I mentioned royal marches and hymns. Indeed, the Kingdom of the Two Sicilies (Naples), had such an anthem. It was composed by Giovanni Paisiello in 1787 on commission of king Ferdinand IV and became an important part of the repertoire of patriotic music in the kingdom. It didn't become the national anthem, however, until 1816, at the restoration of the monarchy after the Napoleonic wars. Paisiello, one of the great names in Neapolitan music, lived through two great times of turmoil — the collapse of the kingdom in the face of the French-supported Neapolitan (Parthenopean) Republic of 1799 and the full-scale takeover of the kingdom by the French in 1806. In the first case, he stayed in Naples and kept working. He was then tried for treason by the returning Bourbons later that year because he had composed music for the traitor Republic and had even been its maestro di cappella (roughly, Minister of Music). True, he said, but that is what I do. I write music. I wrote the hymn to King Ferdinand, too, remember? They did and let him go. He died in 1816, the year in which his hymn redeemed his name in the eyes of the monarchy.

This is the King's Hymn by Paisiello

So, if our species ever gets this swords into plowshares thing off the ground, and nation-states go the way of city-states, and we become one happy bunch of Earthlings, all for one and one for all, we may decide we need a One World Hymn. We could do worse than Friedrich Schiller's Ode to Joy.* We have already proclaimed our good intentions to the rest of the cosmos, at least the ones with ears, with the "Golden Record" aboard two Voyager spacecraft that left earth in 1977. Let's hope that whoever is out there finds Voyager before a late night TV broadcast of Rollerball reaches them. That was a 1975 science fiction flick in which loyalties to nation states are, indeed, things of the past, their place taken by — well, one scene from the film says it all: it shows the crowd before the start of the game rising as the announcer solemnly intones, "Ladies and gentlemen, our corporate anthems."
*added: 1 Feb 2021] The German word, Freude (joy), has two syllables, as does the German for 'freedom'/Freiheit, a word that would really fit nicely. That doesn't mean in spite of much speculation that Schiller (1759-1805) actually wrote "An die Freiheit" and changed it under pressure from censors. The chorale of the last movement of Beethoven's 9th Symphony has, in fact, been sung with "Freiheit" at least once, in 1989, (with the line Freiheit, schoener Goetterfunken instead of Freude, schoener Goetterfunken, making the text a hymn to the "divine spark of freedom").
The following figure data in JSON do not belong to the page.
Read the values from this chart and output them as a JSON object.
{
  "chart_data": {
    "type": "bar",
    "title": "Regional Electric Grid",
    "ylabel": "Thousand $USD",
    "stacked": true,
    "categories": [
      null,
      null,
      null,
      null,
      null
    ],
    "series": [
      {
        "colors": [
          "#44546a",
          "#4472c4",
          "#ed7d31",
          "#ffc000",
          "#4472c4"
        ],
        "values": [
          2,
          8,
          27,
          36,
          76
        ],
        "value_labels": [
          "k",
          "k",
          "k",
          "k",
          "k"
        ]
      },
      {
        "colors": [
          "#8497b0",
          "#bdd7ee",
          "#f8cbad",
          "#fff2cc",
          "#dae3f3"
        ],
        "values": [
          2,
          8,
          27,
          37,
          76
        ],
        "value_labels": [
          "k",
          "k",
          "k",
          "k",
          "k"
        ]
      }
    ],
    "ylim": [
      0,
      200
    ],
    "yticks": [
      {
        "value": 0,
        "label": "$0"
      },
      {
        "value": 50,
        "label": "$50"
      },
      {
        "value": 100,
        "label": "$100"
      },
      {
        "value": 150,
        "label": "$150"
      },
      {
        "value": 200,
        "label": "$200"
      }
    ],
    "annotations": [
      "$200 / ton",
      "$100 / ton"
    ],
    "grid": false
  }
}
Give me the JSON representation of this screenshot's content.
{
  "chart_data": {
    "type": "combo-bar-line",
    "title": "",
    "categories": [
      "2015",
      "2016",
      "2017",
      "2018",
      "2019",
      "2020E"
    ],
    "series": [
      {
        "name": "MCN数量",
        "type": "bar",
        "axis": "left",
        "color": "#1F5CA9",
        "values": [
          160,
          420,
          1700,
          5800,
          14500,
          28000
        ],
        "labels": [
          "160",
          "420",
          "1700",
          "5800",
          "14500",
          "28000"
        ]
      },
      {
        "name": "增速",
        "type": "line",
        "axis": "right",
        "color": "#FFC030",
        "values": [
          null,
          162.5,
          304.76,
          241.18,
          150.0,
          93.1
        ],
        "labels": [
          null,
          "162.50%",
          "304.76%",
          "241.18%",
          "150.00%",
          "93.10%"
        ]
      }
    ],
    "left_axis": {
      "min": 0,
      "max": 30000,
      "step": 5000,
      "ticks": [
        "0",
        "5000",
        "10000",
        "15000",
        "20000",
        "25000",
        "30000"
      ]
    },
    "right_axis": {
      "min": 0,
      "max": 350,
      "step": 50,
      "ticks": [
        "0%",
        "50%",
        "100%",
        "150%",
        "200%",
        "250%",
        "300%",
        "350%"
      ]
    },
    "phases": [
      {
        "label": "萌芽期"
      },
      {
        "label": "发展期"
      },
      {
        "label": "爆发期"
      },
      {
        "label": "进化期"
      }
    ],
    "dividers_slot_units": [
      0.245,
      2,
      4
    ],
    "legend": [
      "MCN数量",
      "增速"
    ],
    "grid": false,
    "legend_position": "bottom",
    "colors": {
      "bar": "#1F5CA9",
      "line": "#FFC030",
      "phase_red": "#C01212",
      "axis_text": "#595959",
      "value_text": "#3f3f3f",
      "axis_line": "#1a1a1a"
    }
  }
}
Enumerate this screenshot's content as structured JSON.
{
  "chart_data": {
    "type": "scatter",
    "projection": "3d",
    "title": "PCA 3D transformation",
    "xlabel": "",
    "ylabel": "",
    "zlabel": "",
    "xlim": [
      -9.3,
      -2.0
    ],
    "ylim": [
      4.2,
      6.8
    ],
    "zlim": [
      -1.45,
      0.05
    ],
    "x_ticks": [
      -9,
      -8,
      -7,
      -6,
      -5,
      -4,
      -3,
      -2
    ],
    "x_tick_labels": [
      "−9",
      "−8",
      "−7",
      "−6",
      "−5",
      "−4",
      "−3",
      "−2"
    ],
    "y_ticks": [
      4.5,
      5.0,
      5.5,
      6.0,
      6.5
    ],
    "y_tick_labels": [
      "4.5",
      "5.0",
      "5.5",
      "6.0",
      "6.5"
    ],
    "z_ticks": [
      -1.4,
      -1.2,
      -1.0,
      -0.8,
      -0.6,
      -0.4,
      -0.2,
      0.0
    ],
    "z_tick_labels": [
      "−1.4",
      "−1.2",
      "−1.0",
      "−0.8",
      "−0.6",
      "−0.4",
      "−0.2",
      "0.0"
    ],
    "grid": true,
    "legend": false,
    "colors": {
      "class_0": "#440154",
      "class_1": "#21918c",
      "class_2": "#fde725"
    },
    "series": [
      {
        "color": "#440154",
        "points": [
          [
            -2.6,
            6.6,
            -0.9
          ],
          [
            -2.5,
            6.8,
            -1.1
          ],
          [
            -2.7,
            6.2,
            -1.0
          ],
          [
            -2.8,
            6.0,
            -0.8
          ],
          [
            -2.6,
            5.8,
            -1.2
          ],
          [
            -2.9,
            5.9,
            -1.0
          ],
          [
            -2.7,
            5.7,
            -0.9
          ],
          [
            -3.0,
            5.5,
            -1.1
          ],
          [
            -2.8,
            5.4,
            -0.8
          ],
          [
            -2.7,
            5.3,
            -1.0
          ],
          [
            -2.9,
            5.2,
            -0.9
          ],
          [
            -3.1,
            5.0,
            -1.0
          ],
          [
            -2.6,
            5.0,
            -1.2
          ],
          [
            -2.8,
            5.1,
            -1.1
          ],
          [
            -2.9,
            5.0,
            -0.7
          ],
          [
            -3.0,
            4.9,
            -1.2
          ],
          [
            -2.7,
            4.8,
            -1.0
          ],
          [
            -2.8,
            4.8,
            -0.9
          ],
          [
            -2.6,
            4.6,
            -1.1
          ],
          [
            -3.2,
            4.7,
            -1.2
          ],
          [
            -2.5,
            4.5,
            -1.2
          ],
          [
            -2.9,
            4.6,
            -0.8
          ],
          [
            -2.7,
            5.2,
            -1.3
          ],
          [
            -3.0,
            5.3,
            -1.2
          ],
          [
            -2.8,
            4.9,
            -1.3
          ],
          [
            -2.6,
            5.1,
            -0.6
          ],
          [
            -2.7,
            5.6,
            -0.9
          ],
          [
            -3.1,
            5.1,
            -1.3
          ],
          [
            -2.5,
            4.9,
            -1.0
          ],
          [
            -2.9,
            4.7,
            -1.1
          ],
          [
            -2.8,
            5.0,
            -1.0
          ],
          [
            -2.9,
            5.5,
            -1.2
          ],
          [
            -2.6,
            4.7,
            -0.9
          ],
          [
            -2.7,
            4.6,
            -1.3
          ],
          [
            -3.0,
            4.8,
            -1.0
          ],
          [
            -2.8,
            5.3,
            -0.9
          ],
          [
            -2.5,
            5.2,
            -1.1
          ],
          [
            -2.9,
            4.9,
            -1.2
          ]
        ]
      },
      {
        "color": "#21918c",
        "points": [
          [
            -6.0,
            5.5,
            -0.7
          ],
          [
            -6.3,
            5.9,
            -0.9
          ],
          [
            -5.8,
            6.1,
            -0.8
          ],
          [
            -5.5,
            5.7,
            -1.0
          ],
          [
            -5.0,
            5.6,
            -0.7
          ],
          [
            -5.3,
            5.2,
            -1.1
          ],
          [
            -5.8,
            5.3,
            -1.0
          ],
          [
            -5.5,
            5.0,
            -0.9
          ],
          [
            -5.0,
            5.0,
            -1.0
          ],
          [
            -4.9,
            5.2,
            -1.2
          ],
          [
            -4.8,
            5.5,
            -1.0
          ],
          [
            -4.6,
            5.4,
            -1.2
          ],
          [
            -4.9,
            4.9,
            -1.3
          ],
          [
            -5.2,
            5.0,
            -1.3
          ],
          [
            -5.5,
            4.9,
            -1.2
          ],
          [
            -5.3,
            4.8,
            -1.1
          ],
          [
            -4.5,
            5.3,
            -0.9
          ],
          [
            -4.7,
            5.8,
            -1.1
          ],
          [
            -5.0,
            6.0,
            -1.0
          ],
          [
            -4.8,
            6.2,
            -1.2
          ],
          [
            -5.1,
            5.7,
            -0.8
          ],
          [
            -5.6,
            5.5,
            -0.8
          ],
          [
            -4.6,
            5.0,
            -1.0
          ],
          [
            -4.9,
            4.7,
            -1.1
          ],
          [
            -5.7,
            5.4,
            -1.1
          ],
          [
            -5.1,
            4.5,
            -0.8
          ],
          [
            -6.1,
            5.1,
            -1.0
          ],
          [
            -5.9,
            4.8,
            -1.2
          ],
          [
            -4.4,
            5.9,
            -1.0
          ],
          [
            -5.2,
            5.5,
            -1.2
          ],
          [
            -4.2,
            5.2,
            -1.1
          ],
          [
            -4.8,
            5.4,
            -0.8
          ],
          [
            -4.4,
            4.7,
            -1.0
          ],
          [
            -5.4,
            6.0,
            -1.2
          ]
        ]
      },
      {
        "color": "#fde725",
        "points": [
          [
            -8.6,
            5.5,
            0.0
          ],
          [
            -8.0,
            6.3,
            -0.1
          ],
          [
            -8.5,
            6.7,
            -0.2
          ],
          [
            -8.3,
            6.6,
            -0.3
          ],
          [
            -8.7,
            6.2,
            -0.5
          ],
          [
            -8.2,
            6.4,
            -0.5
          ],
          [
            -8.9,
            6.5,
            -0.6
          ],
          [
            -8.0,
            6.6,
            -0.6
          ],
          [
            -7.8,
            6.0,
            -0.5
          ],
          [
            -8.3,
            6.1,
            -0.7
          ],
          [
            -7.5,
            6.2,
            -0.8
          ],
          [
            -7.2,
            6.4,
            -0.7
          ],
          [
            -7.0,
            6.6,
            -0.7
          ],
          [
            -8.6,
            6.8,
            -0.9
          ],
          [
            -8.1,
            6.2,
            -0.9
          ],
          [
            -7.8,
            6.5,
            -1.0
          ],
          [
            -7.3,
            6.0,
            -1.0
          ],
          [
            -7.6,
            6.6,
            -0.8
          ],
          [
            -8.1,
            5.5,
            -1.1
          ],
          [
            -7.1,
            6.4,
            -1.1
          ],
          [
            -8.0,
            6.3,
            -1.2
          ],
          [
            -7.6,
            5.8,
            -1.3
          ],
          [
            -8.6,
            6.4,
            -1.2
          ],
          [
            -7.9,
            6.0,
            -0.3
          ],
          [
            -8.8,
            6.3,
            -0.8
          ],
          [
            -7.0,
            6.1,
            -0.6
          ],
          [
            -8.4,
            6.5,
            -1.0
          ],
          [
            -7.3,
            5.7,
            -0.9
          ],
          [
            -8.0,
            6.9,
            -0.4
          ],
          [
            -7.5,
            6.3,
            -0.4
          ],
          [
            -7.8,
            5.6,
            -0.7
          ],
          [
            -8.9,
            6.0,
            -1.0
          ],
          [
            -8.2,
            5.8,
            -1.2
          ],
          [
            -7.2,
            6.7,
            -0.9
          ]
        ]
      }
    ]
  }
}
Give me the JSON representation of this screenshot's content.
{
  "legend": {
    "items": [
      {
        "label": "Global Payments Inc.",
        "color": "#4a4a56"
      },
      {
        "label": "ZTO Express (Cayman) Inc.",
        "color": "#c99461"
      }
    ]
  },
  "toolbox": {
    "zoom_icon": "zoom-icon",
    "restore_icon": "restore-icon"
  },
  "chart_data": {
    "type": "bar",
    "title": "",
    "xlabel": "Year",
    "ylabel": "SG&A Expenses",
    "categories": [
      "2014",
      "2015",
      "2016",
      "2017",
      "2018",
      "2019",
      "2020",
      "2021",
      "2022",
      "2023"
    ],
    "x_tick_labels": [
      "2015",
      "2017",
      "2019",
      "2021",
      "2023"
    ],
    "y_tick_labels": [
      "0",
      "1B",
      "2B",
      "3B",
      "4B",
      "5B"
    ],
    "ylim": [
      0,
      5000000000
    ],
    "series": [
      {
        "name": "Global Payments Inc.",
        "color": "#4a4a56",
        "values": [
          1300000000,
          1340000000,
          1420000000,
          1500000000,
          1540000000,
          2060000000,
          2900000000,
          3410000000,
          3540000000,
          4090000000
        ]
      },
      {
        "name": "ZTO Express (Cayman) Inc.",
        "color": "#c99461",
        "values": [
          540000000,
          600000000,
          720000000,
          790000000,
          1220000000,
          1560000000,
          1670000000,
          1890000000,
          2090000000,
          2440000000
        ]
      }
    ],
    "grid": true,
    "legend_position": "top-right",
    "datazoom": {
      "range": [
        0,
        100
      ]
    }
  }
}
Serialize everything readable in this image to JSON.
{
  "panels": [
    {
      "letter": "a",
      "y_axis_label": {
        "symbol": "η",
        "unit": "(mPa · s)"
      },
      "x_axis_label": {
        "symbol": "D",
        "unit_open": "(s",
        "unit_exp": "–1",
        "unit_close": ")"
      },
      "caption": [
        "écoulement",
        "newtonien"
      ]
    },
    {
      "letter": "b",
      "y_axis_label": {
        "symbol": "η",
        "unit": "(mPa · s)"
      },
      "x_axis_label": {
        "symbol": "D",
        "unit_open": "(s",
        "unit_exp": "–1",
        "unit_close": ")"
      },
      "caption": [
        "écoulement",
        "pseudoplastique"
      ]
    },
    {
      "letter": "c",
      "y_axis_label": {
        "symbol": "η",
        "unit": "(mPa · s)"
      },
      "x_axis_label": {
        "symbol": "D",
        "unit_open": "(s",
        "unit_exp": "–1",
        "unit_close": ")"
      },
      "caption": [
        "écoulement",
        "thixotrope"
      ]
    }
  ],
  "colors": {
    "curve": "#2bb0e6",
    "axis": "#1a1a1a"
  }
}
The conductor, Leonard Bernstein called it conjecture whether Schiller used "joy" as code for "freedom".  Most musicologists sidestep the question and say, "Whatever. It's a great story." In any event, the first  published form of the poem was as "An die Freude". It appeared in the journal of general culture Thalia  in 1785. I love great stories.

It is ironic that Schiller, himself, didn't like the poem! In a letter dated 21 August 1800, Schiller writes to a patron who had praised "An die Freude": "The way I feel about it now, it's just a bad poem. There is a certain "fire" in it, but  that
shows what I had to overcome, leave behind, in order to do something worthwhile. It's now a bit of 'folk poetry', I know, and your praise is likely due to when I wrote it. That is its only merit, but only perhaps for the two of us, certainly not for the world or for the art of poetry." That was in 1800, five years before his own death and 20 years before Beethoven's 9th was first performed (in Vienna, 7 May 1824). Schiller couldn't know what would happen to his "bad poem." Build a time machine and go back and tell him that "The Ode to Joy" is the most famous piece of poetry in the history of the German Language, not just for foreigners who want to learn German culture, but among native speakers of German. Everyone knows it, and it's all Beethoven's fault. Friedrich's reaction? Hard to say. ("Beethoven, huh? It figures.  I always knew he was strange. Wait'll I find him!")

Finally, anthems are not for everyone. They say a late King of Spain was so tone-deaf he had an aide who poked him whenever the Spanish anthem was played so he would know when to stand.